Copilot Studio is housed within the Microsoft Power Platform, a suite of software focused on business process automation. As of July 2023, this suite of software was at over a $2 billion revenue run rate, grew 72 percent year over year, and had over 30 million users. That Copilot is being housed there is an explicit endorsement of the use case I’m describing. 

To be fair, this type of automation software has existed for a while. Robotic process automation (RPA) company UiPath did $1.3 billion in revenue last year selling similar levels of automation. The difference is that Microsoft offers Azure databases, connectivity to all your apps, and—with these LLMs—a way to utilize it all with natural language. It is an existential threat to UIpath, which is hedging its bets by investing in a $220 million seed round for a French foundation model company, called “H,” that competes against OpenAI.

Microsoft also embedded Copilots across all over its applications, resulting in this absolute cacophony of branding.

Source: YouTube. 

There are a few software interfaces where these apps all connect (mostly Microsoft Teams and Copilot Studio), but just like with personal computers, the vision is clear. Over time, there will be fewer individual Copilots for individual apps and one overarching Copilot, acting as a meta-layer across an enterprise’s data and its workflows.

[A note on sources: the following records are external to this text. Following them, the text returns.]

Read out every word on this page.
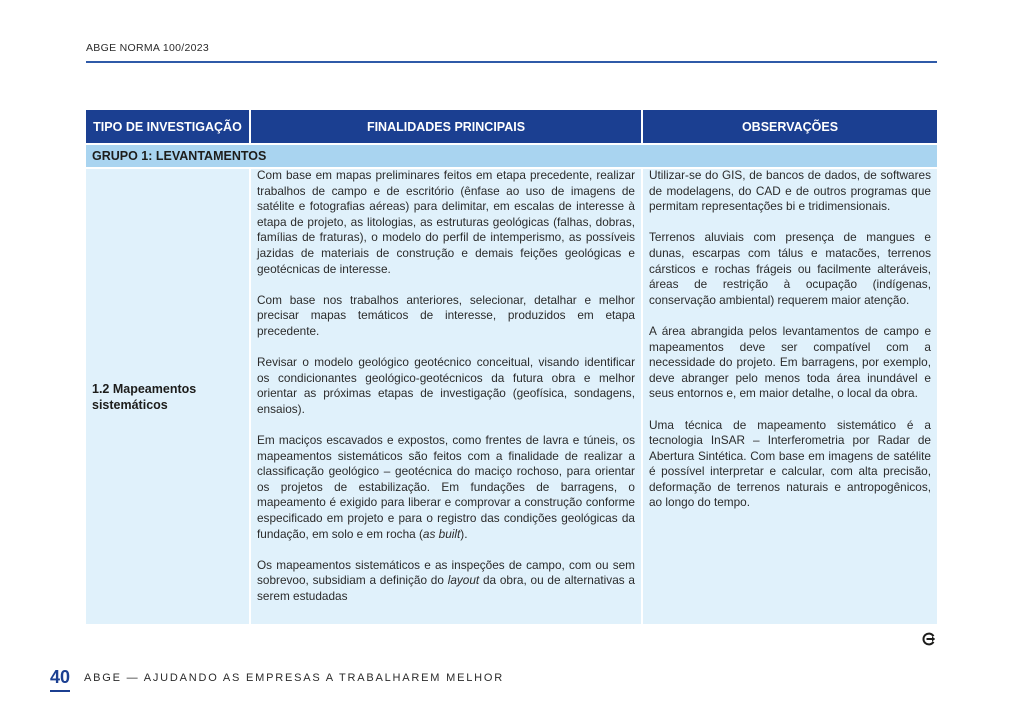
ABGE NORMA 100/2023
TIPO DE INVESTIGAÇÃO	FINALIDADES PRINCIPAIS	OBSERVAÇÕES
GRUPO 1: LEVANTAMENTOS
1.2 Mapeamentos sistemáticos

Com base em mapas preliminares feitos em etapa precedente, realizar trabalhos de campo e de escritório (ênfase ao uso de imagens de satélite e fotografias aéreas) para delimitar, em escalas de interesse à etapa de projeto, as litologias, as estruturas geológicas (falhas, dobras, famílias de fraturas), o modelo do perfil de intemperismo, as possíveis jazidas de materiais de construção e demais feições geológicas e geotécnicas de interesse.

Com base nos trabalhos anteriores, selecionar, detalhar e melhor precisar mapas temáticos de interesse, produzidos em etapa precedente.

Revisar o modelo geológico geotécnico conceitual, visando identificar os condicionantes geológico-geotécnicos da futura obra e melhor orientar as próximas etapas de investigação (geofísica, sondagens, ensaios).

Em maciços escavados e expostos, como frentes de lavra e túneis, os mapeamentos sistemáticos são feitos com a finalidade de realizar a classificação geológico – geotécnica do maciço rochoso, para orientar os projetos de estabilização. Em fundações de barragens, o mapeamento é exigido para liberar e comprovar a construção conforme especificado em projeto e para o registro das condições geológicas da fundação, em solo e em rocha (as built).

Os mapeamentos sistemáticos e as inspeções de campo, com ou sem sobrevoo, subsidiam a definição do layout da obra, ou de alternativas a serem estudadas

Utilizar-se do GIS, de bancos de dados, de softwares de modelagens, do CAD e de outros programas que permitam representações bi e tridimensionais.

Terrenos aluviais com presença de mangues e dunas, escarpas com tálus e matacões, terrenos cársticos e rochas frágeis ou facilmente alteráveis, áreas de restrição à ocupação (indígenas, conservação ambiental) requerem maior atenção.

A área abrangida pelos levantamentos de campo e mapeamentos deve ser compatível com a necessidade do projeto. Em barragens, por exemplo, deve abranger pelo menos toda área inundável e seus entornos e, em maior detalhe, o local da obra.

Uma técnica de mapeamento sistemático é a tecnologia InSAR – Interferometria por Radar de Abertura Sintética. Com base em imagens de satélite é possível interpretar e calcular, com alta precisão, deformação de terrenos naturais e antropogênicos, ao longo do tempo.

40 ABGE — AJUDANDO AS EMPRESAS A TRABALHAREM MELHOR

Models are sexy, but insufficient

The OpenAI and Microsoft teams are confident that they can significantly improve their models’ reasoning and agentic capabilities. Anthropic is also training a model that has four times more compute than its current largest model. These headlines are both scary and exciting, representing a genuine innovation in human-computer relationships.

They are also little more than science projects.

Models are powerful, but they only matter when they can be easily used. Without data, sufficient compute, or integration with applications, they don’t matter. Microsoft’s presentation stood out to me for its tedium. The humdrum work of APIs and databases is the labor that will bring AI to billions of people around the world. This week, Microsoft made a concrete, tangible step toward that future by embracing boring.